Microsoft has patented a cryptocurrency mining system that leverages human activities, including brain waves and body heat, when performing online tasks such as using search engines, chatbots, and reading ads. “A user can solve the computationally difficult problem unconsciously,” the patent reads.
Crypto System Leveraging Body Activity Data
Microsoft Technology Licensing, the licensing arm of Microsoft Corp., has been granted an international patent for a “cryptocurrency system using body activity data.” The patent was published by the World Intellectual Property Organization (WIPO) on March 26. The application was filed on June 20 last year. “Human body activity associated with a task provided to a user may be used in a mining process of a cryptocurrency system,” the patent reads, adding as an example:
A brain wave or body heat emitted from the user when the user performs the task provided by an information or service provider, such as viewing advertisement or using certain internet services, can be used in the mining process.
Microsoft has patented a “cryptocurrency system using body activity data” with the World Intellectual Property Organization (WIPO), the agency of the United Nations responsible for treaties involving copyright, patent, and trademark laws.Noting that the method described may “reduce computational energy for the mining process as well as make the mining process faster,” the patent details:
For example, instead of massive computation work required by some conventional cryptocurrency systems, data generated based on the body activity of the user can be a proof-of-work, and therefore, a user can solve the computationally difficult problem unconsciously.
Patent Suggests Alternative Way to Mine Cryptocurrencies
The patent describes a system where a device can verify whether “the body activity data satisfies one or more conditions set by the cryptocurrency system, and award cryptocurrency to the user whose body activity data is verified.”

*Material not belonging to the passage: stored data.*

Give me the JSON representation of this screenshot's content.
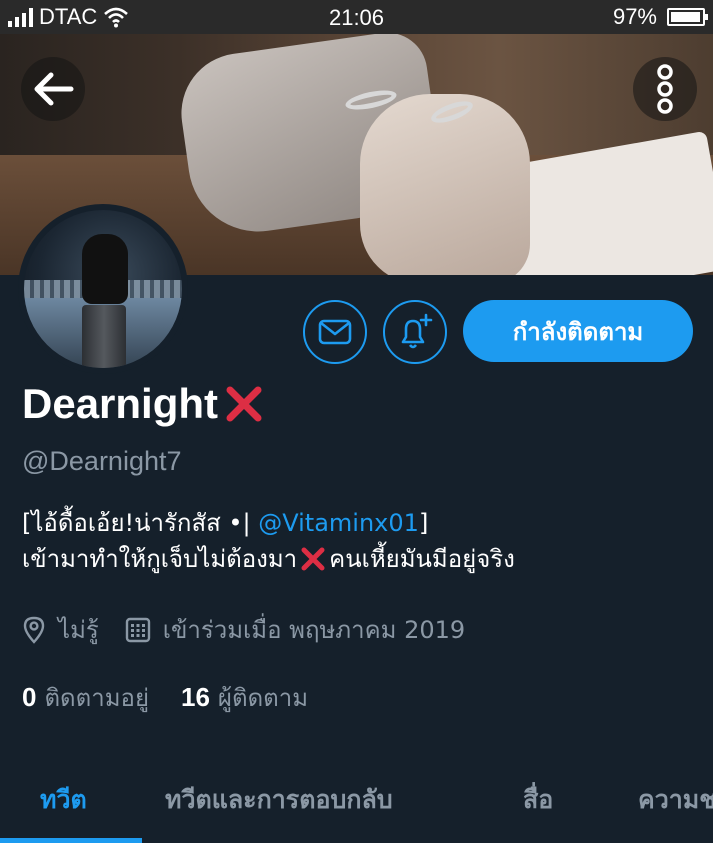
{
  "status_bar": {
    "carrier": "DTAC",
    "time": "21:06",
    "battery": "97%",
    "battery_level": 0.97
  },
  "header": {
    "back_icon": "arrow-left-icon",
    "more_icon": "more-vertical-icon"
  },
  "actions": {
    "message_icon": "envelope-icon",
    "notify_icon": "bell-plus-icon",
    "follow_label": "กำลังติดตาม"
  },
  "profile": {
    "name": "Dearnight",
    "name_emoji": "❌",
    "handle": "@Dearnight7",
    "bio_line1_prefix": "[ไอ้ดื้อเอ้ย!น่ารักสัส •| ",
    "bio_line1_link": "@Vitaminx01",
    "bio_line1_suffix": "]",
    "bio_line2_a": "เข้ามาทำให้กูเจ็บไม่ต้องมา",
    "bio_line2_emoji": "❌",
    "bio_line2_b": "คนเหี้ยมันมีอยู่จริง",
    "location": "ไม่รู้",
    "joined": "เข้าร่วมเมื่อ พฤษภาคม 2019",
    "following_count": "0",
    "following_label": "ติดตามอยู่",
    "followers_count": "16",
    "followers_label": "ผู้ติดตาม"
  },
  "tabs": [
    {
      "label": "ทวีต",
      "active": true
    },
    {
      "label": "ทวีตและการตอบกลับ",
      "active": false
    },
    {
      "label": "สื่อ",
      "active": false
    },
    {
      "label": "ความชอบ",
      "active": false
    }
  ],
  "colors": {
    "background": "#15202b",
    "accent": "#1d9bf0",
    "secondary_text": "#8b98a5",
    "emoji_red": "#dd2e44"
  }
}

Microsoft patents a cryptocurrency system leveraging different types of sensors to “measure or sense body activity or scan human body,” such as heart rate monitors, thermal sensors, and optical sensors.Different types of sensors can be used to “measure or sense body activity or scan human body,” the patent explains. They include “functional magnetic resonance imaging (fMRI) scanners or sensors, electroencephalography (EEG) sensors, near infrared spectroscopy (NIRS) sensors, heart rate monitors, thermal sensors, optical sensors, radio frequency (RF) sensors, ultrasonic sensors, cameras, or any other sensor or scanner” that will do the same job.
The system may reward cryptocurrency to an owner or a task operator “for providing services, such as, search engines, chatbots, applications or websites, offering users access for free to paid contents (e.g. video and audio streaming or electric books), or sharing information or data with users,” the patent details.
The idea of mining cryptocurrencies using human body heat has previously been explored by other organizations. For example, Manuel Beltrán, founder of the Dutch Institute of Human Obsolescence, set up an in 2018 to mine cryptocurrencies with a special bodysuit that harvested the human body heat into a sustainable energy source. The electricity generated was then fed to a computer to mine cryptocurrencies.